Mission accomplished at Howard!

This decay is not true of all Classics departments, to be sure. I am familiar with some departments that remain largely faithful to the great tradition. It is hard to tell about Howard. Some courses and reading lists appear sensible, and one of their faculty, Norman Sandridge, has written one of the better recent books about Xenophon’s Education of Cyrus, one of my favorite neglected classical texts. But other faculty look more like what we’ve come to expect. Without mentioning any individual names, here are some published article titles:

Looking at Lovemaking: Constructions of Sexuality in Roman Art, 100 B.C.-A.D. 250

The Challenge of Black Athena to Classics Today

The Gendered Grammar of Ancient Mediterranean Hair (Part I)

Lysistrata(s): Aristophanes and Spike Lee

Alter Seneca: Reading the Post-Colonial Relationship between Seneca pater and Porcius Latro

Visual Evidence: Picturing Food and Food Culture in Roman Art

Aside from whatever contemporary ideological currents may be at the center of these and similar articles, one wonders how many students will simply die of boredom? These might be suitable micro-examinations for a large research university, but it is this kind of desire to be “relevant” to modern times, or in harmony with current ideological trends, that is killing liberal arts programs at non-research colleges in field after field. (This is a little understood problem.) The irony is that if Du Bois wanted to find “the dull red hideousness” of our world today, he’d find it most often in a humanities department at a university.
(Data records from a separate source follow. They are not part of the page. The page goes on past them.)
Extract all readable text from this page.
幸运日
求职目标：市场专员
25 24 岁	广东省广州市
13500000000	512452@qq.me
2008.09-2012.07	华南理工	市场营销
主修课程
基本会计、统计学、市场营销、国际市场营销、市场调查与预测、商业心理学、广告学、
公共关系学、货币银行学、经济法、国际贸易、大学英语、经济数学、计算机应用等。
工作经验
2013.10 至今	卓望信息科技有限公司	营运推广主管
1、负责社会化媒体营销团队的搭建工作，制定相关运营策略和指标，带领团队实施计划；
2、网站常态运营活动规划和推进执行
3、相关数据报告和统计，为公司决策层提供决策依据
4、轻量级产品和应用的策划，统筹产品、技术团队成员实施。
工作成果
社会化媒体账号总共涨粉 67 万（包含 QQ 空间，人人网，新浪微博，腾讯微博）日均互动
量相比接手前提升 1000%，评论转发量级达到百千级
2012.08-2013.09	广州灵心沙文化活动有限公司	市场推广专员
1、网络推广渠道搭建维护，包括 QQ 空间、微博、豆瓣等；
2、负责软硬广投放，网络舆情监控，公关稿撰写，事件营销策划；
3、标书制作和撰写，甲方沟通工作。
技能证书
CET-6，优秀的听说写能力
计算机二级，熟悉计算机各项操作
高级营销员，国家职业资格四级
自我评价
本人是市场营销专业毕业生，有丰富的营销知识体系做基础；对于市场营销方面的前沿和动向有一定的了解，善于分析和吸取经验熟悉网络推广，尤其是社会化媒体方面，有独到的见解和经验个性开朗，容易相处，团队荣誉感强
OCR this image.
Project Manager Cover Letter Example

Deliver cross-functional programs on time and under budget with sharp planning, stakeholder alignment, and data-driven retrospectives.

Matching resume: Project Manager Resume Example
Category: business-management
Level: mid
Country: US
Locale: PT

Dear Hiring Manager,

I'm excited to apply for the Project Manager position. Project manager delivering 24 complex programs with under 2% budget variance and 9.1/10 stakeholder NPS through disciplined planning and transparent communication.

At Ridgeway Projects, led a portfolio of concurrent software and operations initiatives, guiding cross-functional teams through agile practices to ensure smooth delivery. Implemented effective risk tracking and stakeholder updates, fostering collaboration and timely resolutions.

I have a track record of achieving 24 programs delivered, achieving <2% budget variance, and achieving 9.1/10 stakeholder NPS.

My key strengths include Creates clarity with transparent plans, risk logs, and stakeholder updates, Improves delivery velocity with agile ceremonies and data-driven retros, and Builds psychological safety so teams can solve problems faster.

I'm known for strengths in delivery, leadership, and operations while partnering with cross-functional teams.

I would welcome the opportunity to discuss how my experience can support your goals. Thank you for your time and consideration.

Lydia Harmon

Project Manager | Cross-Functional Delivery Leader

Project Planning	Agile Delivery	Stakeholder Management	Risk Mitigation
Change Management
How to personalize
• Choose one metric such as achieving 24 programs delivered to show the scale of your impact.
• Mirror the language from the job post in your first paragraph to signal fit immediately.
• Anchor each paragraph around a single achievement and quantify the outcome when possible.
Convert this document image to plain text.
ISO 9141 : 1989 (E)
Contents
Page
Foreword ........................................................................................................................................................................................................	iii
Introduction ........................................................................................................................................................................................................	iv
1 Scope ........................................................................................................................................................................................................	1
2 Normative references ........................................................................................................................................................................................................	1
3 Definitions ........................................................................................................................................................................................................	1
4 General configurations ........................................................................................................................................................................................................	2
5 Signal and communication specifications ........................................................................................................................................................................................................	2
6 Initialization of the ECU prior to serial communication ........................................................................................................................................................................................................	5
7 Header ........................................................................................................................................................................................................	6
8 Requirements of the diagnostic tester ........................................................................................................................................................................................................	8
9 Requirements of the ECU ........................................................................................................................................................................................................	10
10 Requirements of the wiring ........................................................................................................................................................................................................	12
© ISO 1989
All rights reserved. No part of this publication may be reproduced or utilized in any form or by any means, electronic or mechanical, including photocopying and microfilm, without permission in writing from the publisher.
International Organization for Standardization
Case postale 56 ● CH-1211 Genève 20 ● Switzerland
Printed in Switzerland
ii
It could be that the decision to close Howard’s Classics department is due to declining enrollment, and that the decline in enrollment has more to do with general concerns about the high cost of college and the doubtful job prospects for graduate with a B.A. in Classics. It is also possible that Howard is cutting the department because it is not far-left enough! But how many dead canaries do you need to drag out of the academic coal mine before it is clear that something has been lost?